Gates, on the other hand, was not convinced by other recent strategies to combat climate change. It’s “total insanity,” he continued, to think that just reforesting the earth will solve the climate crisis. Gates posed the hypothetical question, “Are we science people or are we idiots?”
Marc Benioff, another Silicon Valley billionaire creator, wants to plant a trillion trees by the end of the decade. In order to achieve the targets set forth in the 2015 Paris Accords, the world has to stop releasing around 6% of carbon dioxide by 2050, and research by MIT determined that planting one trillion trees would do this. This week, Gates praised President Joe Biden’s Inflation Reduction Act (IRA), which contains $1.5 billion in grant money for towns to plant trees in under-treed regions.
Gates has stated his preference for carbon taxes as a means to support future green technology, in particular carbon capture, which seeks to remove CO2 from the atmosphere, over more speculative approaches like planting trees.
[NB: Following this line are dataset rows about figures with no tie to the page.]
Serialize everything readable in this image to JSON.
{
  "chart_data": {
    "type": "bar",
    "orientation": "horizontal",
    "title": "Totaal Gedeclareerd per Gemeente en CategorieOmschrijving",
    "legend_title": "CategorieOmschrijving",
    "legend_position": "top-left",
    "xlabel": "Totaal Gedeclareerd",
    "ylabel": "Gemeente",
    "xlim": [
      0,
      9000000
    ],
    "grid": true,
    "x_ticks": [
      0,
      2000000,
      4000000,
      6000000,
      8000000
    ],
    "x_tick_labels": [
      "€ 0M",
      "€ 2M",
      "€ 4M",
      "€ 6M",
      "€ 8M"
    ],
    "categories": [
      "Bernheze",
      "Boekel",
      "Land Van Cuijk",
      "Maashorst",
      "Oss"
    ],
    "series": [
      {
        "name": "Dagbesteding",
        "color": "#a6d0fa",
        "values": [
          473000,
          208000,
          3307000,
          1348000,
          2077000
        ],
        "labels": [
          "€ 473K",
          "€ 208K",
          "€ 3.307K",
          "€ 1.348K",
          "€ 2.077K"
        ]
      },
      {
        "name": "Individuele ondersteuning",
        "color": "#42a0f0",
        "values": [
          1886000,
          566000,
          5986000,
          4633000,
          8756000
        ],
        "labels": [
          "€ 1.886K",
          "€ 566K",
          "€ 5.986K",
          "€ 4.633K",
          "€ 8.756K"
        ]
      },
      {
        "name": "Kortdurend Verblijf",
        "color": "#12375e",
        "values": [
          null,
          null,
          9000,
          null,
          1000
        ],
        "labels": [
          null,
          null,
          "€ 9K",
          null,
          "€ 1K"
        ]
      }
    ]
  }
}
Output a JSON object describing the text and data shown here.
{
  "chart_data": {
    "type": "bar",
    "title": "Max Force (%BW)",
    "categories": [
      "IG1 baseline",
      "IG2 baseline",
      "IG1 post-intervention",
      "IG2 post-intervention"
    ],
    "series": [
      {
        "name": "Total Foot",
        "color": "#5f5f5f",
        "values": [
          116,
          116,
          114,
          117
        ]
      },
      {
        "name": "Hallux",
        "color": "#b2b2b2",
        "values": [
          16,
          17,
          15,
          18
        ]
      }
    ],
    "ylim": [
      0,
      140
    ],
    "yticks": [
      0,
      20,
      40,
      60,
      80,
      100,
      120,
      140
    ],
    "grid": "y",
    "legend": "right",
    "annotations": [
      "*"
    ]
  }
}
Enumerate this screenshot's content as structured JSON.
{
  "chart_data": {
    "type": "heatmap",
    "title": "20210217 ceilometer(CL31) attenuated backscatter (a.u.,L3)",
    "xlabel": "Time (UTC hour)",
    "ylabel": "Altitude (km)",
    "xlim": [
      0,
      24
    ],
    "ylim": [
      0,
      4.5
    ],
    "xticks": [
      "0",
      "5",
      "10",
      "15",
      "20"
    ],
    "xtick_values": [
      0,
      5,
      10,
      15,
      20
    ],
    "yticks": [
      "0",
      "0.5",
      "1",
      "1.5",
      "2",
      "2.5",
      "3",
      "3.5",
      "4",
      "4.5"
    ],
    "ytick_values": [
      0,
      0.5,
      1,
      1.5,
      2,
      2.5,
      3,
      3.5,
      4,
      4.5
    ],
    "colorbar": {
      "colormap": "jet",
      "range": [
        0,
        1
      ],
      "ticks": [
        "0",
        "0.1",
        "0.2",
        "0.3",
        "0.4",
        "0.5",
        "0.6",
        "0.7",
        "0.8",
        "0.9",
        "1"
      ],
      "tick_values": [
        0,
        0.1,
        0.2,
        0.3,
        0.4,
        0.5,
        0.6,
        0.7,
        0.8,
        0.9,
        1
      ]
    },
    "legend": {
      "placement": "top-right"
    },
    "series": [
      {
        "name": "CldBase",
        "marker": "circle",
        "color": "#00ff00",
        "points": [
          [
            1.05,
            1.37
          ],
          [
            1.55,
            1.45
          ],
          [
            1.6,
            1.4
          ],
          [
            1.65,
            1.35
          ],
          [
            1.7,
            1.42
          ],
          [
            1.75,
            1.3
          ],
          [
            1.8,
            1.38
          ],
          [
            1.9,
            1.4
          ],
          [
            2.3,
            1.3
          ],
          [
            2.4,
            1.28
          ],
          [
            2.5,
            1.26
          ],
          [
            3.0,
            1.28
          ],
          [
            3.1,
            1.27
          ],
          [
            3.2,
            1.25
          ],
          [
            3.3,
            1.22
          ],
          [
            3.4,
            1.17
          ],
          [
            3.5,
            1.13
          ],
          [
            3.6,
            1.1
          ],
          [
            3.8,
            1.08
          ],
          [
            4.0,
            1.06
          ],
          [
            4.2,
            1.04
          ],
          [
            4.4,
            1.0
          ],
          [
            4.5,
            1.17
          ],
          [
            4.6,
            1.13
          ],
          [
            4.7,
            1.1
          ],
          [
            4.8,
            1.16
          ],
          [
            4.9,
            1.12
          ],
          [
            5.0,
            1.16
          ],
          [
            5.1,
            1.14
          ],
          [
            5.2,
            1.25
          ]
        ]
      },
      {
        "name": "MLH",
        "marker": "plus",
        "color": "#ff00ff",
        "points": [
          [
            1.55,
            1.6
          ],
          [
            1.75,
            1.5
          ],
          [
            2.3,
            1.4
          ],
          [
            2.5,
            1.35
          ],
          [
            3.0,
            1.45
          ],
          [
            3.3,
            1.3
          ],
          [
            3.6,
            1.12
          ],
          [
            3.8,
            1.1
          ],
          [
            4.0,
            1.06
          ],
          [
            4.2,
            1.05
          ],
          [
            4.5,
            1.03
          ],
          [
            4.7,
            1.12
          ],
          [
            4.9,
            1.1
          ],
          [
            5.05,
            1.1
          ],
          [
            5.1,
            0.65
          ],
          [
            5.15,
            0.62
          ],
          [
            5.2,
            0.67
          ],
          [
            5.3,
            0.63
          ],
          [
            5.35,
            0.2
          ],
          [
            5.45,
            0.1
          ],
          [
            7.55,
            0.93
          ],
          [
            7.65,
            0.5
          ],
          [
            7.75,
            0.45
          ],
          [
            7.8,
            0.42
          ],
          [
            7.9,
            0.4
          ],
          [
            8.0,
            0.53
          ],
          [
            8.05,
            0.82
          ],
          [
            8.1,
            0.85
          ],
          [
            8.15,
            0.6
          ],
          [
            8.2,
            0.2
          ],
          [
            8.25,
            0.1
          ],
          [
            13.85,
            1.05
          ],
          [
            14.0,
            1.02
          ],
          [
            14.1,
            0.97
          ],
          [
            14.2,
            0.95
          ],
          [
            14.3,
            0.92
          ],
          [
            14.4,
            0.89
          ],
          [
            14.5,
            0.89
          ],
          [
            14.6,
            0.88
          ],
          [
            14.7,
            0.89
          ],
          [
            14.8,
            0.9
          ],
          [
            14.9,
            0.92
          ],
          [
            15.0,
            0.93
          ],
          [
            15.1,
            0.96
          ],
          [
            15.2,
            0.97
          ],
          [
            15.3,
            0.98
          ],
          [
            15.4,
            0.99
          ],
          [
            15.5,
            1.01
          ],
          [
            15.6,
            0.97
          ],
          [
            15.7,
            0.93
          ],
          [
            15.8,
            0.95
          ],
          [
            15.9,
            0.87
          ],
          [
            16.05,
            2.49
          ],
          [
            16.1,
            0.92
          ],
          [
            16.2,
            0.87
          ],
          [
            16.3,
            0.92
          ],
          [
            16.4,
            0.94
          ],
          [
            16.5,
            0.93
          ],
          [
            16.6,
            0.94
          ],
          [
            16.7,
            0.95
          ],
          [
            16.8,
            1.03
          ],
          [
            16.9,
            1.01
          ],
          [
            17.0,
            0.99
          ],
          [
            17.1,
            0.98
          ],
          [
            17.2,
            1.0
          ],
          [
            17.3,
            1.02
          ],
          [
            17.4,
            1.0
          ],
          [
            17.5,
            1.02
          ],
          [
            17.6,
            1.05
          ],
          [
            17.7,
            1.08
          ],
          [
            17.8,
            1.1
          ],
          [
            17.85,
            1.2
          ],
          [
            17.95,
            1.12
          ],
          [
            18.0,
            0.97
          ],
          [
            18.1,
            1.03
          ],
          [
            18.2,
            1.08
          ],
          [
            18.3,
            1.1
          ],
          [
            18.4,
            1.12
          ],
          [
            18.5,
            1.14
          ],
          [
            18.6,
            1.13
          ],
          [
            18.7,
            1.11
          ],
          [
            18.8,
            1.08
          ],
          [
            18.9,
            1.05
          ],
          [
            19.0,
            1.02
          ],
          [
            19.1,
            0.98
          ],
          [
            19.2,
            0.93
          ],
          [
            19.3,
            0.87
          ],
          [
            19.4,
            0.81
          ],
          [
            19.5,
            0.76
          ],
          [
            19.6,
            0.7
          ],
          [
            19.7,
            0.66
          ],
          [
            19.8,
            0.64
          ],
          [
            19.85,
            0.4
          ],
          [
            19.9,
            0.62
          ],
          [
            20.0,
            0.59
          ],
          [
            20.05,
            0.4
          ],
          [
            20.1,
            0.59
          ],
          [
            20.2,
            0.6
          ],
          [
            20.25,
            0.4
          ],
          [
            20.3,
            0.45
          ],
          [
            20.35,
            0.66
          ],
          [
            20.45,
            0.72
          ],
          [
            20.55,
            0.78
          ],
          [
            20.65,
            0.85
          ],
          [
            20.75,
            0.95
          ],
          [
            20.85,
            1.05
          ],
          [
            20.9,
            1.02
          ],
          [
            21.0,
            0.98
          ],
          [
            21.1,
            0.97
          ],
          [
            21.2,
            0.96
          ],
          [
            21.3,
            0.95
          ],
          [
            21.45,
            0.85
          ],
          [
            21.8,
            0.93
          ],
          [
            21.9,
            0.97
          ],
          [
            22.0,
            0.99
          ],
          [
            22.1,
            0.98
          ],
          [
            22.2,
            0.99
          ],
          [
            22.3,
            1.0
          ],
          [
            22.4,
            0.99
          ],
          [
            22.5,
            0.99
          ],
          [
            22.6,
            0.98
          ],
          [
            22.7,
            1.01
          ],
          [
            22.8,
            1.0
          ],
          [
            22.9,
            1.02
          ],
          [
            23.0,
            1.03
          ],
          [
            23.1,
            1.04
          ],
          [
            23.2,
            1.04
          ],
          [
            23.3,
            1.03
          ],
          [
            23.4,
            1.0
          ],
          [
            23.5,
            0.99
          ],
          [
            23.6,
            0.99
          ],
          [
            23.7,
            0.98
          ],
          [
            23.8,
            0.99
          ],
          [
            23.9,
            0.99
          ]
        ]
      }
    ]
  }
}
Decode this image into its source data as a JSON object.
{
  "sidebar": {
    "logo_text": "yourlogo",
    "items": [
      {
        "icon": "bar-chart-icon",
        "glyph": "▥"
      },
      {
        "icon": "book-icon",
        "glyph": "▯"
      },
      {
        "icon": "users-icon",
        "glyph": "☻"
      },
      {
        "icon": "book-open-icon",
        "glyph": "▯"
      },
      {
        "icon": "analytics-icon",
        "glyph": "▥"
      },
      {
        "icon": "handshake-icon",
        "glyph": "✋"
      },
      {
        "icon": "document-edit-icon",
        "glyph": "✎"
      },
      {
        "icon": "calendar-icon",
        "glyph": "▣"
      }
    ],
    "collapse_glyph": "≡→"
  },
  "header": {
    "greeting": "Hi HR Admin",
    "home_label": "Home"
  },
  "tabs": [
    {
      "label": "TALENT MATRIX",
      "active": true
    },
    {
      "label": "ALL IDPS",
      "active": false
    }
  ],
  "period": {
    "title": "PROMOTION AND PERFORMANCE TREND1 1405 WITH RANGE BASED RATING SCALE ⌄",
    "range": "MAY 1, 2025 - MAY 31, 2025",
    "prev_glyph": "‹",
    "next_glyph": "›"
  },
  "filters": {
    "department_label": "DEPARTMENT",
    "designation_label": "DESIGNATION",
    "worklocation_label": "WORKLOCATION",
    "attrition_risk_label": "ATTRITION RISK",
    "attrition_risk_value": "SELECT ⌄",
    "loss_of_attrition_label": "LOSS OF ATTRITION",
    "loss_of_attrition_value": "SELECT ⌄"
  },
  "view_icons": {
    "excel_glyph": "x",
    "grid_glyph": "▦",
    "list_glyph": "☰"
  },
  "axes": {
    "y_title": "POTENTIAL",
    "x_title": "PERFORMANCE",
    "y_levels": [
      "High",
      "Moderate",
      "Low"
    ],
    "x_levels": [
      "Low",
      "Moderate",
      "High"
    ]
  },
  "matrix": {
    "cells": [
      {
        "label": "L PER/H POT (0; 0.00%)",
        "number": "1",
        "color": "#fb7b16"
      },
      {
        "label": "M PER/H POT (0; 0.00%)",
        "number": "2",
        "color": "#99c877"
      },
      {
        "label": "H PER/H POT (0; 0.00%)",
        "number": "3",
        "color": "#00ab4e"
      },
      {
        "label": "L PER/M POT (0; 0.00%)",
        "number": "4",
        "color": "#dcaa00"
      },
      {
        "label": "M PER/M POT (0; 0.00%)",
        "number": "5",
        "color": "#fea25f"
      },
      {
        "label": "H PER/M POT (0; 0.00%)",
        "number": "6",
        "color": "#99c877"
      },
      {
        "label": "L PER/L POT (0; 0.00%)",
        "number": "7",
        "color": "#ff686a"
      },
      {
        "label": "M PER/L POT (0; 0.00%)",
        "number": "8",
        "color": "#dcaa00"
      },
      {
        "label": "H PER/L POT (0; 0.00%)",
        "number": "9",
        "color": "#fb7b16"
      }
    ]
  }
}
However, he admitted that huge fossil fuel and energy firms will likely pass those costs on to consumers, making it an unpopular proposal among voters. Some people could say, “Hey, I enjoy climate change,” if you try to compel them to agree with you on climate change. I support environmental protection. I don’t want to pay that and have to lower my living standards,'” he told the New York Times.
However, Gates was satisfied with the IRA that was enacted under President Joe Biden in 2016. Inspiring around $200 billion in funding for renewable energy and electric car research, the IRA included some of the greatest climate investments in U.S. history. Gates took it upon himself to lobby Joe Manchin (Democrat, West Virginia) to vote in favor of the measure. Gates winked at the critics of the measure, who said it didn’t go far enough to combat climate change since it still allowed for drilling on federal property. “If some voters believe that another candidate would have received greater support, that’s fantastic! That’s the person they need to vote for.